Africa Environmental Data Pipeline
Overview
The data processing targets contained in the predictor_data_processing_targets.R file download and process environmental and data for epidemiological modeling and forecasting across the African continent.
Data Sources
Static Data (Time-Invariant)
- Soil: Harmonized World Soil Database
- Terrain: Aspect (orientation) and slope categories
- Livestock: Gridded densities of cattle, sheep, and goats
- Elevation: Digital elevation model
- Climate: Long-term bioclimatic variables
- Land Cover: Land use types (trees, crops, water, etc.)
Dynamic Data (Time-Varying)
- Vegetation Indices
- Sentinel NDVI (2018-present, ~10-day intervals)
- MODIS NDVI (2005-present, ~16-day intervals)
- Weather Data
- NASA POWER: Temperature, humidity, precipitation
- ECMWF: Monthly forecasts up to 6 months ahead
Processing Steps
- Data Download: Fetches data from original sources or AWS cache
- Preprocessing: Standardizes all data to 0.1° spatial resolution
- Temporal Processing:
- Interpolates satellite data to daily intervals
- Calculates historical means for each day-of-year
- Anomaly Calculation: Computes deviations from historical baselines
- Forecast Processing: Creates anomalies for different lead times (0-30, 30-60, 60-90 days)

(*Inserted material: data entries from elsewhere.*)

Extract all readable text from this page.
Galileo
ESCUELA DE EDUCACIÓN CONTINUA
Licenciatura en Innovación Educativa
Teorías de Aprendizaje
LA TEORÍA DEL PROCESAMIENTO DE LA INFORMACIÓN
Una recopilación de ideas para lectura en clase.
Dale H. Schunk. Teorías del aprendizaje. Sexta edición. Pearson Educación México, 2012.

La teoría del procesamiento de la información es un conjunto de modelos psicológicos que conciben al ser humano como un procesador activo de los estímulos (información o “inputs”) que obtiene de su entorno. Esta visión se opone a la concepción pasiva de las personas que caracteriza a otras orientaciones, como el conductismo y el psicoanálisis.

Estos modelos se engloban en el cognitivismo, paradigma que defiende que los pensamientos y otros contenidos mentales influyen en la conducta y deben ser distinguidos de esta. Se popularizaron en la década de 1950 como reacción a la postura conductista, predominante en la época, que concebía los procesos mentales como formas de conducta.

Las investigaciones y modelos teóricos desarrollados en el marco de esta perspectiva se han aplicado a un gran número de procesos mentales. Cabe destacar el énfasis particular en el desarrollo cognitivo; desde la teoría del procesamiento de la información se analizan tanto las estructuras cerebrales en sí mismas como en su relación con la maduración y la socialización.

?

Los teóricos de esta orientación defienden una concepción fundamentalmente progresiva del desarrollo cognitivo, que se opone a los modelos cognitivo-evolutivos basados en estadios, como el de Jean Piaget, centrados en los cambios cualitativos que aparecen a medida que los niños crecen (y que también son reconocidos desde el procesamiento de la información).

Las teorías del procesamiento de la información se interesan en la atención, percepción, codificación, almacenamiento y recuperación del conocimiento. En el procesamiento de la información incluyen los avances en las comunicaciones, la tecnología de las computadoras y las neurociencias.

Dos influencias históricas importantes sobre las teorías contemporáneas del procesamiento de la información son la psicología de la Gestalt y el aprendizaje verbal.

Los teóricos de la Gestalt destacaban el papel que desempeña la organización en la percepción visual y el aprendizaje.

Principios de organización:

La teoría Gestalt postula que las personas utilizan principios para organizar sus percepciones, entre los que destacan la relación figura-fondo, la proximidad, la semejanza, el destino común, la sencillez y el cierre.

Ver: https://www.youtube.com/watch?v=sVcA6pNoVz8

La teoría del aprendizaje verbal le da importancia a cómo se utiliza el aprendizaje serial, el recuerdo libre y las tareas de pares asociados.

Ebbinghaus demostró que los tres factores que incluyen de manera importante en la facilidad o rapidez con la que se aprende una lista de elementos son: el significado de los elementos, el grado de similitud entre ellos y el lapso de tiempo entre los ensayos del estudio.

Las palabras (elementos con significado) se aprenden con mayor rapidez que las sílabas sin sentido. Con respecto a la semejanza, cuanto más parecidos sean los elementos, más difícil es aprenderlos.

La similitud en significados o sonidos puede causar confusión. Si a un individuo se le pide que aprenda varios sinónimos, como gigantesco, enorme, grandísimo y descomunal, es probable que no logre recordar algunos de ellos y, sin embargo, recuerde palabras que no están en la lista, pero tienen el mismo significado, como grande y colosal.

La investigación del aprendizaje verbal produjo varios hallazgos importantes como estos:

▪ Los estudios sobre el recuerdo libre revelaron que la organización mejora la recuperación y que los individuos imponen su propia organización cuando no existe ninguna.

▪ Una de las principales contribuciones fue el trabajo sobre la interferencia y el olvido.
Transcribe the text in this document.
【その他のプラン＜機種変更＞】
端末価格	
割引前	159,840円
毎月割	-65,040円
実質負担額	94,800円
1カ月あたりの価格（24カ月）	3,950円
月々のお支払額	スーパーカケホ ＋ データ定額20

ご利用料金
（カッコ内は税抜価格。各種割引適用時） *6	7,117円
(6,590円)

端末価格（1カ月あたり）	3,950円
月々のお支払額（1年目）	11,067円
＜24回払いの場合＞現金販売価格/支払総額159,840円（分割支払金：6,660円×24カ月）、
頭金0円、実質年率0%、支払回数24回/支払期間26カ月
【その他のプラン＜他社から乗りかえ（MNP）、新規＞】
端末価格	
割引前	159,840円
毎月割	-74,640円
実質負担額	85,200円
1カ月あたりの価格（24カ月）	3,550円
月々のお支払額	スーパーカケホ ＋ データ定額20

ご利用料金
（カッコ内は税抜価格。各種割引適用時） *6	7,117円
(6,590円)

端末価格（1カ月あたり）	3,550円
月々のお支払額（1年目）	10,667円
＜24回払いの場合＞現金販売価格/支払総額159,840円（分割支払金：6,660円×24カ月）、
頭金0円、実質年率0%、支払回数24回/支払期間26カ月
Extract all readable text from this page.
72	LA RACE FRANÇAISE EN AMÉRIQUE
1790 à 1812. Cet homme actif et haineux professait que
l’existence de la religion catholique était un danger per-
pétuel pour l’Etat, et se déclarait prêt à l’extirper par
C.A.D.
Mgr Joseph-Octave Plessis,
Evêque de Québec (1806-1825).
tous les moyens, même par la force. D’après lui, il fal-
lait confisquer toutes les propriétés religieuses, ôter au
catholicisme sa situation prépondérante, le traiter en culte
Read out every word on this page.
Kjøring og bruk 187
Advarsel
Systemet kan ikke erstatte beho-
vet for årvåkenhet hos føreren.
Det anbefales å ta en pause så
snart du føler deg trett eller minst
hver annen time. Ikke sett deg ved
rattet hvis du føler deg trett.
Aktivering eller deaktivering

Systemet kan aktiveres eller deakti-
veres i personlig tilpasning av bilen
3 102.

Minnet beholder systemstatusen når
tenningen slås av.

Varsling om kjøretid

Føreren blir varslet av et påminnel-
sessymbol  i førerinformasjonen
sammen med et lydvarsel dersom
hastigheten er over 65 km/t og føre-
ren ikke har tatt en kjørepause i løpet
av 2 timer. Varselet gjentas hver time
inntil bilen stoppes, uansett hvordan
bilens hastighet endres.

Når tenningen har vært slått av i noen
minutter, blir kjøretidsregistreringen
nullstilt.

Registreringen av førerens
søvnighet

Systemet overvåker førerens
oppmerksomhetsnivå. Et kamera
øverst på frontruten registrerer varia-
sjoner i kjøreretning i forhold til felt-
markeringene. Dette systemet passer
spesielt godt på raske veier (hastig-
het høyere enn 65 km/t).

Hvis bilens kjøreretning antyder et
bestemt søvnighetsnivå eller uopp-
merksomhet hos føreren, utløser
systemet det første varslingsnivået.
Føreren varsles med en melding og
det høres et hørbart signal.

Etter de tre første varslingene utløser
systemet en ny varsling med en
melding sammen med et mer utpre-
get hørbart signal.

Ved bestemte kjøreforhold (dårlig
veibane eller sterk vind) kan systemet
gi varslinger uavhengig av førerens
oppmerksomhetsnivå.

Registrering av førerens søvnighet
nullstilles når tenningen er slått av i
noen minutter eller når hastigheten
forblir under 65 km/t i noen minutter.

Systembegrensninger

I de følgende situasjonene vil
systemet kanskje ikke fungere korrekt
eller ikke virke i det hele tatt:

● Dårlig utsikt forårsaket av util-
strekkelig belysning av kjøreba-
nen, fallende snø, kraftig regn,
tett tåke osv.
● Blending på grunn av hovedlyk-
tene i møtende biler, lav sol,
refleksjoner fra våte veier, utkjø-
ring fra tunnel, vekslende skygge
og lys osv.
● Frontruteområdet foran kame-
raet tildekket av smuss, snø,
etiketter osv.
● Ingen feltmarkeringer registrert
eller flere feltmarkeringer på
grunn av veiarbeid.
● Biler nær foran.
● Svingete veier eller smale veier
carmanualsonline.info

- Integration: Joins all data sources into unified parquet files
Infrastructure Features
- AWS Integration: Automatic upload/download of processed data to/from S3
- Parallel Processing: Processes multiple time periods simultaneously
- Error Resilience: Continues pipeline execution even if individual components fail
- Smart Caching: Avoids re-processing unchanged data
- Environment Controls: Flags for controlling overwrite and fetch behavior
- Reproducibility: Uses targets dependency management for consistent results
Output
The pipeline produces a comprehensive dataset with:
- Aligned spatial grid (0.1° resolution) covering Africa
- Daily temporal resolution
- Multiple environmental variables
- Historical anomalies and future forecasts
- Partitioned parquet files organized by date